I saw that there is an instrument known as the 'Superbone'. With the slide of a trombone and additional valves like a trumpet, you'd think you would have the best of both worlds. So why is this instrument not used very much?
Let me offer some alternate perspective besides the tuning issue referred to in the other answer.
- They're awkward to hold. The situation when operating the valves with your left hand is worse than a bass trombone: there's about the same (or more) mass in the valve section, and there are fewer points of contact for you to support the instrument.

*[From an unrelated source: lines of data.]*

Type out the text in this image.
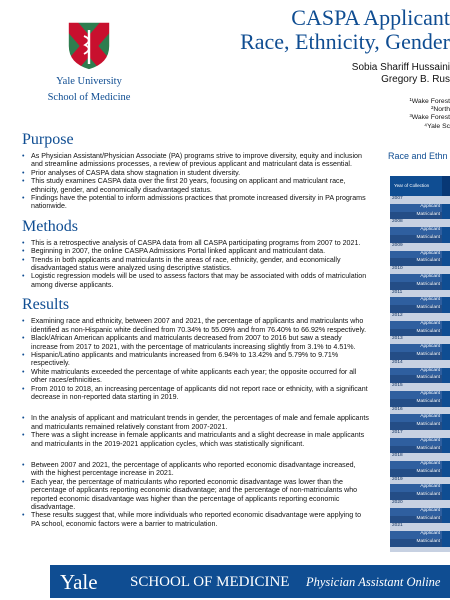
Yale University
School of Medicine
CASPA Applicant
Race, Ethnicity, Gender
Sobia Shariff Hussaini
Gregory B. Rus
¹Wake Forest
²North
³Wake Forest
⁴Yale Sc
Purpose
• As Physician Assistant/Physician Associate (PA) programs strive to improve diversity, equity and inclusion and streamline admissions processes, a review of previous applicant and matriculant data is essential.
• Prior analyses of CASPA data show stagnation in student diversity.
• This study examines CASPA data over the first 20 years, focusing on applicant and matriculant race, ethnicity, gender, and economically disadvantaged status.
• Findings have the potential to inform admissions practices that promote increased diversity in PA programs nationwide.
Methods
• This is a retrospective analysis of CASPA data from all CASPA participating programs from 2007 to 2021.
• Beginning in 2007, the online CASPA Admissions Portal linked applicant and matriculant data.
• Trends in both applicants and matriculants in the areas of race, ethnicity, gender, and economically disadvantaged status were analyzed using descriptive statistics.
• Logistic regression models will be used to assess factors that may be associated with odds of matriculation among diverse applicants.
Results
• Examining race and ethnicity, between 2007 and 2021, the percentage of applicants and matriculants who identified as non-Hispanic white declined from 70.34% to 55.09% and from 76.40% to 66.92% respectively.
• Black/African American applicants and matriculants decreased from 2007 to 2016 but saw a steady increase from 2017 to 2021, with the percentage of matriculants increasing slightly from 3.1% to 4.51%.
• Hispanic/Latino applicants and matriculants increased from 6.94% to 13.42% and 5.79% to 9.71% respectively.
• White matriculants exceeded the percentage of white applicants each year; the opposite occurred for all other races/ethnicities.
• From 2010 to 2018, an increasing percentage of applicants did not report race or ethnicity, with a significant decrease in non-reported data starting in 2019.
• In the analysis of applicant and matriculant trends in gender, the percentages of male and female applicants and matriculants remained relatively constant from 2007-2021.
• There was a slight increase in female applicants and matriculants and a slight decrease in male applicants and matriculants in the 2019-2021 application cycles, which was statistically significant.
• Between 2007 and 2021, the percentage of applicants who reported economic disadvantage increased, with the highest percentage increase in 2021.
• Each year, the percentage of matriculants who reported economic disadvantage was lower than the percentage of applicants reporting economic disadvantage; and the percentage of non-matriculants who reported economic disadvantage was higher than the percentage of applicants reporting economic disadvantage.
• These results suggest that, while more individuals who reported economic disadvantage were applying to PA school, economic factors were a barrier to matriculation.
Race and Ethn
Year of Collection
2007
Applicant
Matriculant
2008
Applicant
Matriculant
2009
Applicant
Matriculant
2010
Applicant
Matriculant
2011
Applicant
Matriculant
2012
Applicant
Matriculant
2013
Applicant
Matriculant
2014
Applicant
Matriculant
2015
Applicant
Matriculant
2016
Applicant
Matriculant
2017
Applicant
Matriculant
2018
Applicant
Matriculant
2019
Applicant
Matriculant
2020
Applicant
Matriculant
2021
Applicant
Matriculant
Yale SCHOOL OF MEDICINE Physician Assistant Online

- They're expensive and uncommon, which makes it difficult for folks to start playing them. Only a couple serious instrument companies (Holton and Conn) made them, neither in quantity, and no such companies produce them today as far as I'm aware. Used models from Holton and Conn still sell for fairly high prices today - $3,600 for this example or $4,000 for this one, for instance. Even copies by less-trusted manufacturers are already somewhat expensive: $1000 for this example, which I wouldn't recommend buying unless you have a thousand dollars to throw away.
Most trombonists would have started on a slide trombone. With which, like the violin family and voices, can play in any temperament, not only 12tet. This won't happen with a valve trombone, using the valves.
I've played with several valve trombonists, and the main reason they used them was physical problems - bad shoulders, elbows, wrists - probably from playing slide trombones for years. Decent quality valve trombones don't come cheap.